En RDC, drôle de timing : alors que les ministres sont tous réunis ce mardi avec le président Joseph Kabila à l’occasion du 55e anniversaire de l’indépendance, un journal local a publié, lundi, un extrait de la « demande d’ouverture d’information judiciaire » déposée la semaine dernière par le conseiller spécial de M. Kabila pour la bonne gouvernance au procureur de la République. Dans ce document, l’actuel ministre des Transports, mais aussi de hauts fonctionnaires, tous proches du Premier ministre actuel Matata Ponyo, sont soupçonnés de fraudes ou de corruption.

Dans les documents rendus public par le journal C-News, pas de traces de la demande d’enquête pour fraude ou corruption formulée à l’encontre de quatre gouverneurs (du Katanga, du Sud Kivu, du Kasaï oriental et Kasaï occidental) tout comme de l’ex-directeur de cabinet de Joseph Kabila, Gustave Beya Siku. Ces noms figurent pourtant, selon plusieurs sources, dans la « demande d’ouverture d’information judiciaire » déposée mardi dernier par le conseiller spécial du chef de l’Etat en matière de bonne gouvernance, Luzolo Bambi.

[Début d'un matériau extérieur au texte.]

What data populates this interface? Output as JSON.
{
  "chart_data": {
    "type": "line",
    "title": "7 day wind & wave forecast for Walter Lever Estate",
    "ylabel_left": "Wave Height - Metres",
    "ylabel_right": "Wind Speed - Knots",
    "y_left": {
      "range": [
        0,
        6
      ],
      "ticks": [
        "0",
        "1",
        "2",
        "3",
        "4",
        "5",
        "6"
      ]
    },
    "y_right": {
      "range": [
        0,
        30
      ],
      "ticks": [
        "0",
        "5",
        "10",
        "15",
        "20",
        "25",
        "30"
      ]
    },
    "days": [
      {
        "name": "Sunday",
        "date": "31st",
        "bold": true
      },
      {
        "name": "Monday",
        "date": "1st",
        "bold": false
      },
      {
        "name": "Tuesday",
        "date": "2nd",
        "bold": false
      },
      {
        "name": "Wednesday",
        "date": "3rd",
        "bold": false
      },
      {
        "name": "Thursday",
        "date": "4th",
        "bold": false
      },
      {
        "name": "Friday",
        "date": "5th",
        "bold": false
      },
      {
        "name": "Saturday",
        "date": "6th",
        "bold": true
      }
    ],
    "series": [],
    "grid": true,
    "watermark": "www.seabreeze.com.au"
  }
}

Mais l’extrait de la plainte publié lundi semble se concentrer uniquement sur les collaborateurs du Premier ministre Matata Ponyo. Car sont désignés comme responsables présumés de fraudes douanières ou fiscales, ou encore détournement de denier publics ou corruption presque tous les services de l’Etat qui gèrent les rentrées et les dépenses financières. La direction générale des impôts (DGI) par exemple, la direction générale des recettes administratives (DGRAD) : des hauts fonctionnaires des ministères des Finances et du Budget. Des portefeuilles sous la responsabilité de Matata Ponyo depuis 2010 en tant que ministre des Finances d’abord, puis en tant que chef du gouvernement depuis 2012.

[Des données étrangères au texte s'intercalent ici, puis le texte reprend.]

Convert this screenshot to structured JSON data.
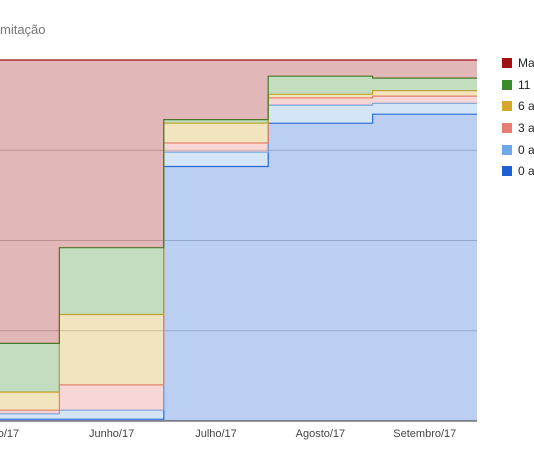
{
  "title": "mitação",
  "chart_data": {
    "type": "area",
    "stacked": true,
    "step": true,
    "percent": true,
    "categories": [
      "io/17",
      "Junho/17",
      "Julho/17",
      "Agosto/17",
      "Setembro/17"
    ],
    "series": [
      {
        "name": "0 a",
        "color": "#1e5fd3",
        "values": [
          0.5,
          0.5,
          70.5,
          82.5,
          85
        ]
      },
      {
        "name": "0 a",
        "color": "#6fa8e8",
        "values": [
          1.5,
          2.5,
          4,
          5,
          3
        ]
      },
      {
        "name": "3 a",
        "color": "#e67c73",
        "values": [
          1,
          7,
          2.5,
          2,
          2
        ]
      },
      {
        "name": "6 a",
        "color": "#d4a62a",
        "values": [
          5,
          19.5,
          5.5,
          1,
          1.5
        ]
      },
      {
        "name": "11",
        "color": "#3b8a2c",
        "values": [
          13.5,
          18.5,
          1,
          5,
          3.5
        ]
      },
      {
        "name": "Ma",
        "color": "#a01212",
        "values": [
          78.5,
          52,
          16.5,
          4.5,
          5
        ]
      }
    ],
    "ylim": [
      0,
      100
    ],
    "grid": true,
    "legend": "right"
  }
}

Sont pointés du doigt également deux proches de Matata Ponyo : Patrice Kitebi, ex-ministre des Finances, et Justin Kalumba, l’actuel ministre des Transports. Les deux sont soupçonnés entre autres de surfacturation des travaux de rénovation de la piste d’atterrissage à Kinshasa. Onze millions de dollars auraient été dépensé pour payer les travaux d’excavation sur 400 mètres de la piste, à en croire le document publié dans la presse. Des accusations lourdes, « mais suffisamment documentées », estime le conseiller spécial de Joseph Kabila dans ce document, pour demander l’ouverture d’une instruction.

Lundi, aucune réaction des intéressés, mais ce grand ménage dans l’entourage de Joseph Kabila ne laisse personne indifférent. Certains se demandent déjà s’il ne s’agit pas là de règlements de comptes politiques à l’approche des élections. De son côté, le porte-parole du gouvernement Lambert Mendé a affirmé que rien ne permettait de confirmer l’authenticité de ce document publié par le journal C-News pour le moment.